For merchants, incorporating Paymo into their
website is a simple process that opens their business to new
consumers from around the world with a few simple clicks. And,
because Paymo will not work without the user confirming the receipt
of a text message, Paymo is safer than traditional methods for
online shopping.
Terry Langlais, Paymo’s director of marketing,
explained to EPI that her company’s payment method is
designed for consumers as young as 13 who do not possess payment
cards, and will be targeting gaming sites, social networks and
other online gathering places for teenagers in the US market.

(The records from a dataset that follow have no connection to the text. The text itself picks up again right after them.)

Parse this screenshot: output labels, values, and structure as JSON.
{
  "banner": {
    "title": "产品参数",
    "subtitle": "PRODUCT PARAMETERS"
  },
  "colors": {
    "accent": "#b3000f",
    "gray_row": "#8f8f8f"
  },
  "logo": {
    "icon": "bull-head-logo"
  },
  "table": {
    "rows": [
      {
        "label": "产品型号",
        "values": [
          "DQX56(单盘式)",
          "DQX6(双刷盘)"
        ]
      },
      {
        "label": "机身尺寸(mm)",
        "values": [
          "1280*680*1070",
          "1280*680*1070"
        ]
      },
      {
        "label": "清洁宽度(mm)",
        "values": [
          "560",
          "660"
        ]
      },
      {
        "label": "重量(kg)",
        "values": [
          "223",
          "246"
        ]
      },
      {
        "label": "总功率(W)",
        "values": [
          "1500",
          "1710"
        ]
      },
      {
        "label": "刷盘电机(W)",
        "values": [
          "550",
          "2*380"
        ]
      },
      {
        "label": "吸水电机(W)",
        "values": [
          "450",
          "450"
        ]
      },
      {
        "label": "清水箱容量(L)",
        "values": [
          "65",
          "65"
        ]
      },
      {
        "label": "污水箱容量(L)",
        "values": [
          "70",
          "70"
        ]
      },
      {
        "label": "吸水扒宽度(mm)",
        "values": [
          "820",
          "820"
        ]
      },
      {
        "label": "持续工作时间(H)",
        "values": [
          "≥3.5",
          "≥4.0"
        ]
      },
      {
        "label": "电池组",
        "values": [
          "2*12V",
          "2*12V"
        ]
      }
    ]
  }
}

Langlais added that in most of the rest of the
world, Paymo is targeting adult users, namely the millions of
consumers with no credit cards or bank accounts but who have
prepaid mobile phone services.
“The Paymo service makes it as simple as
entering a cell phone number, and the possibilities for that type
of service in under-banked markets is huge,” Langlais said. “It’s a
product we can market to different audiences in different
markets.”
“In the United States, 13- to 20-year-olds
might not have credit cards, but more carry cell phones every day,”
Langlais added. “We’re building a payment network that allows
consumers to charge digital goods to their cell-phone bill, and
that varies from market to market all over the world.”
Tough market to crack
Paymo is not the first company to
try charging payments to a mobile phone bill, but the idea has had
a hard time taking off. Mobile network operators (MNO) have been
reluctant to allow third parties to add charges on their customers’
phone bills, but Langlais said micro-payments are a new way of
approaching the model.
The potential merchant base for the service is
somewhat limited by the reality that MNOs demand 30 percent to 50
percent of the cost of each transaction, while Paymo takes a 10
percent cut, with the merchant getting the rest.
“That’s why micro-payments for digital content
and virtual tokens and upgrades in gaming make so much sense,
because the product cost is negligible to the merchant, and because
we open new revenue lines for them from unbanked customers,”
Langlais said.
Carriers require a huge cut of the transaction
to account for the risk of having to reverse transactions when a
teenager runs up a bill and the parent demands a refund.
Fortunately, new controls on mobile phone packages limit the number
of transactions any teen caller can make in a single billing
period, easing that risk.
Since Paymo is hoping to attract consumers
without credit and debit cards, its biggest competitor in the US
would be prepaid cards. Langlais said Paymo’s strongest selling
points are ease of use and transaction speed.
“Prepaid cards for gaming have to be
purchased, then reloaded,” she said. “That’s a real hassle compared
to Paymo, and for online gamers, speed is a big deal.”
Competitive market
In addition to prepaid cards, Paymo
competes with a host of other e-commerce payment ventures,
including MobilCash and Zong, she said.
Etelcharge.com – which has a adopted a similar
approach to e-commerce, but with landline phones – recently
reported a cumulative net loss of $17.5 million since its launch in
September 2008.
Another competitor is Valista, formerly iPin,
which was co-founded by Paymo’s chief technology officer, Alexandre
Gonthier, to put e-commerce payments on internet service provider
bills. Today, it also handles payments for mobile phone and video
game content.
Langlais said that Paymo’s global base gives
it an unparalleled depth and breadth, and added that Paymo is an
end-to-end payments service unique in the business.
“We are live in countries in every continent,
and our reach is two to three times greater than any of our
competitors,” she said. “We are a payments business from the
beginning, not a premium SMS vendor, and we handle the transaction
from beginning to end.”
In less than two years, Paymo has constructed
a truly global e-payments business – one well worth watching.